The New EB-5 Visa Rules And Requirements From Investors Seeking American Citizenship

Since its launch three decades ago, the EB-5 Visa program has continued to grow in popularity and is a favorable option for high-net individuals looking to attain American citizenship. A highlight of this program has been the billions of dollars in capital that has been raised since 1990. This has further resulted in the creation of hundreds of thousands of jobs across the nation, leading to a strengthened economy. The benefits have not been one-sided as the EB-5 program has seen thousands of investors annually attain the freedom to study, work, and live in the USA. Ultimately, most of the investors who have earned this right have ended up becoming permanent residents of America along with their families.

This win-win situation has caused lots of interest in the program, with potential investors from across the world seeking a reliable guide for EB-5 visas. Fortunately, as congress continues to reauthorize the program, there is an open channel for non-American citizens to gain citizenship through investment. This has been despite America getting out of the economic crisis it faced in the early ’90s, which was one of the main driving objectives behind the program. Nonetheless, as the EB-5 program has exploded in popularity, there has been a push to the re-evaluation of the details guiding the citizenship program. It is important to note that since the launch of EB-5 visas, there have been no significant changes until recently when new regulations were introduced.

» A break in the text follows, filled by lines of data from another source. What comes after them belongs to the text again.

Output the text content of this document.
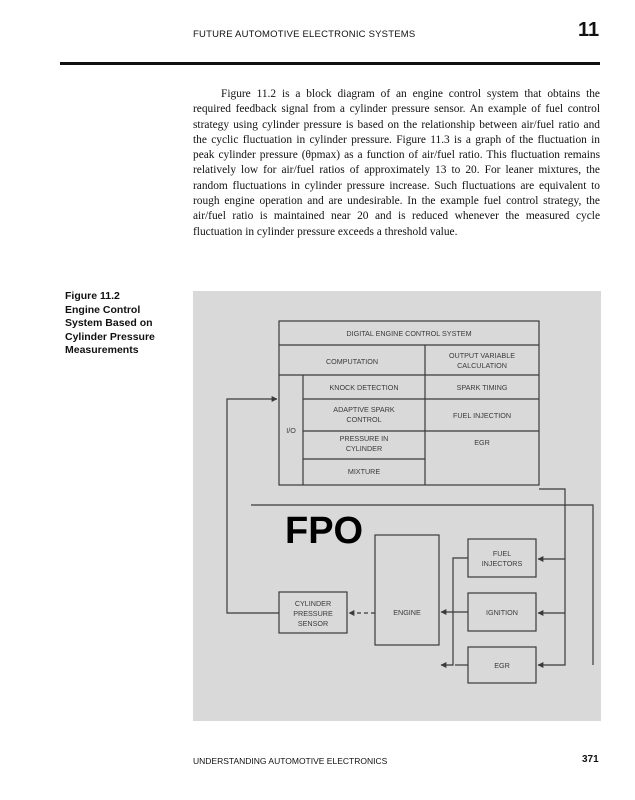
FUTURE AUTOMOTIVE ELECTRONIC SYSTEMS	11

Figure 11.2 is a block diagram of an engine control system that obtains the required feedback signal from a cylinder pressure sensor. An example of fuel control strategy using cylinder pressure is based on the relationship between air/fuel ratio and the cyclic fluctuation in cylinder pressure. Figure 11.3 is a graph of the fluctuation in peak cylinder pressure (θpmax) as a function of air/fuel ratio. This fluctuation remains relatively low for air/fuel ratios of approximately 13 to 20. For leaner mixtures, the random fluctuations in cylinder pressure increase. Such fluctuations are equivalent to rough engine operation and are undesirable. In the example fuel control strategy, the air/fuel ratio is maintained near 20 and is reduced whenever the measured cycle fluctuation in cylinder pressure exceeds a threshold value.

Figure 11.2
Engine Control
System Based on
Cylinder Pressure
Measurements
DIGITAL ENGINE CONTROL SYSTEM
COMPUTATION
OUTPUT VARIABLE
CALCULATION
I/O
KNOCK DETECTION
ADAPTIVE SPARK
CONTROL
PRESSURE IN
CYLINDER
MIXTURE
SPARK TIMING
FUEL INJECTION
EGR
FPO
FUEL
INJECTORS
CYLINDER
PRESSURE
SENSOR
ENGINE	IGNITION
EGR
UNDERSTANDING AUTOMOTIVE ELECTRONICS	371
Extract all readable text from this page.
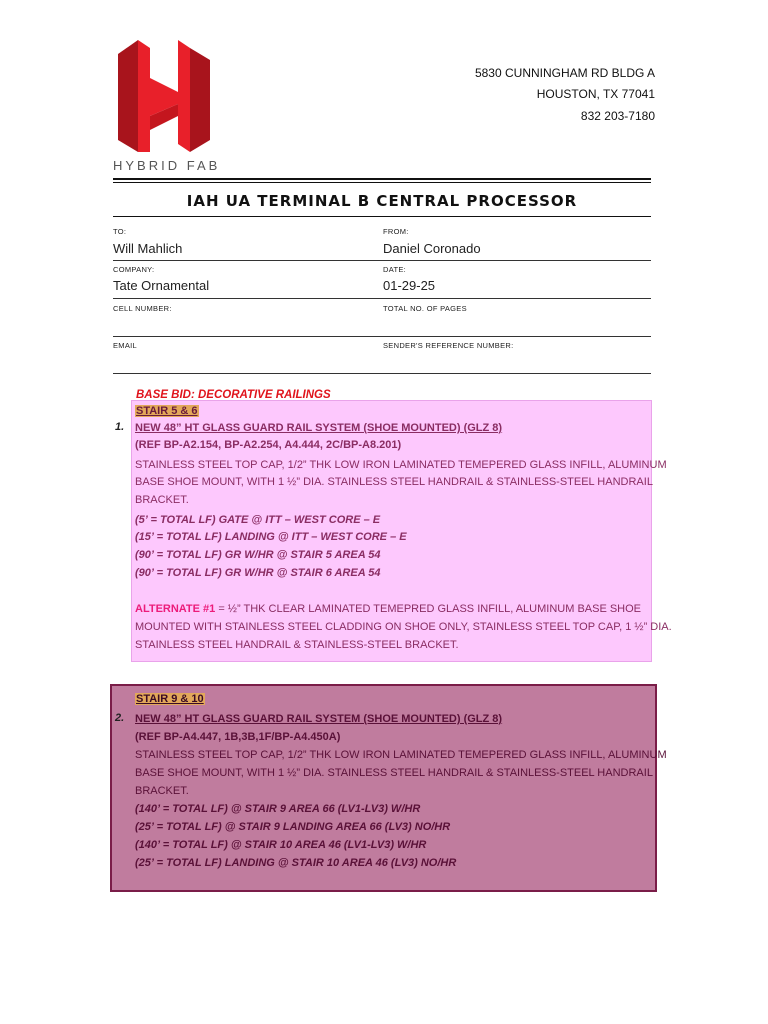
HYBRID FAB
5830 CUNNINGHAM RD BLDG A
HOUSTON, TX 77041
832 203-7180
IAH UA TERMINAL B CENTRAL PROCESSOR
TO:
Will Mahlich
FROM:
Daniel Coronado
COMPANY:
Tate Ornamental
DATE:
01-29-25
CELL NUMBER:	TOTAL NO. OF PAGES
EMAIL	SENDER'S REFERENCE NUMBER:
BASE BID: DECORATIVE RAILINGS
STAIR 5 & 6
1. NEW 48” HT GLASS GUARD RAIL SYSTEM (SHOE MOUNTED) (GLZ 8)
(REF BP-A2.154, BP-A2.254, A4.444, 2C/BP-A8.201)
STAINLESS STEEL TOP CAP, 1/2” THK LOW IRON LAMINATED TEMEPERED GLASS INFILL, ALUMINUM
BASE SHOE MOUNT, WITH 1 ½” DIA. STAINLESS STEEL HANDRAIL & STAINLESS-STEEL HANDRAIL
BRACKET.
(5’ = TOTAL LF) GATE @ ITT – WEST CORE – E
(15’ = TOTAL LF) LANDING @ ITT – WEST CORE – E
(90’ = TOTAL LF) GR W/HR @ STAIR 5 AREA 54
(90’ = TOTAL LF) GR W/HR @ STAIR 6 AREA 54
ALTERNATE #1 = ½” THK CLEAR LAMINATED TEMEPRED GLASS INFILL, ALUMINUM BASE SHOE
MOUNTED WITH STAINLESS STEEL CLADDING ON SHOE ONLY, STAINLESS STEEL TOP CAP, 1 ½” DIA.
STAINLESS STEEL HANDRAIL & STAINLESS-STEEL BRACKET.
STAIR 9 & 10
2. NEW 48” HT GLASS GUARD RAIL SYSTEM (SHOE MOUNTED) (GLZ 8)
(REF BP-A4.447, 1B,3B,1F/BP-A4.450A)
STAINLESS STEEL TOP CAP, 1/2” THK LOW IRON LAMINATED TEMEPERED GLASS INFILL, ALUMINUM
BASE SHOE MOUNT, WITH 1 ½” DIA. STAINLESS STEEL HANDRAIL & STAINLESS-STEEL HANDRAIL
BRACKET.
(140’ = TOTAL LF) @ STAIR 9 AREA 66 (LV1-LV3) W/HR
(25’ = TOTAL LF) @ STAIR 9 LANDING AREA 66 (LV3) NO/HR
(140’ = TOTAL LF) @ STAIR 10 AREA 46 (LV1-LV3) W/HR
(25’ = TOTAL LF) LANDING @ STAIR 10 AREA 46 (LV3) NO/HR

These congress-backed regulations were first published on July 24th 2019, and begun taking effect as of November 21st, 2019. All potential investors that have been hoping to use this program as a channel to gain permanent residency in America must, therefore, abide by these changes. Some of the fundamental changes introduced to the EB-5 program are;

  1. An increase in the program’s investment amounts. This was the highlight of the new regulations introduced by congress, given that since 1990 the investment amount remained unchanged. The primary reason behind these changes was to cater to inflation over the three decades and ensure the program does not lose relevance. Today, investors looking to do business in Targeted Employment Area (TEA) must make a minimum investment of $900,000. This is a significant increase from the original $500,000. However, for investors looking to establish businesses in non-targeted employment areas, the minimum investment is $1,800,000.
  2. A new way for consideration of Targeted Employment Areas. Complaints on how the designations that constitute TEA were too malleable and did not reflect the realities of the situation mandated changes. As such, the mandate of determining these areas is now exclusively handled by the United States Citizenship and Immigration Services (USCIS) and not state or local governments. The USCIS will rely on census tracts and ensure there is an unemployment rate of at least 150% of the nation’s average. To attain the average labor force data, the USCIS will depend on the department of Economic Development and the Department of Labor in the state.
  3. The use of regional centers for investment. Potential investors do not have to start their investment projects from scratch when they can make a passive investment through regional centers. Nationally, regional centers handle up to 95% of the investments under this program, and these USCIS-designated companies offer a raised platform for creating value-based projects. One of the main advantages of using regional centers is investors find ease in creating a minimum of ten full-time jobs as specified under the program. Since the investments under this program must be ‘at-risk,’ it is vital investors settle for regional centers with a strong track record.
  4. A country cap for EB-5 visa issued to its residents. On average, the United States releases 10,000 EB-5 visas every year, and from this, there is a cap of 7.1% to each country. This represents 700 visas that can be issued to investors from a specific country any year. Countries with a high number of applicants such as India have found this to be highly restrictive.

However, regardless of country of origin, finding a trusted EB-5 investment company is critical in adhering to all these regulations. Investors interested in this channel to American citizenship must first consult with immigration attorneys before committing to the program. This will become the foundation of having the confidence that the legal channel will address all demands at hand.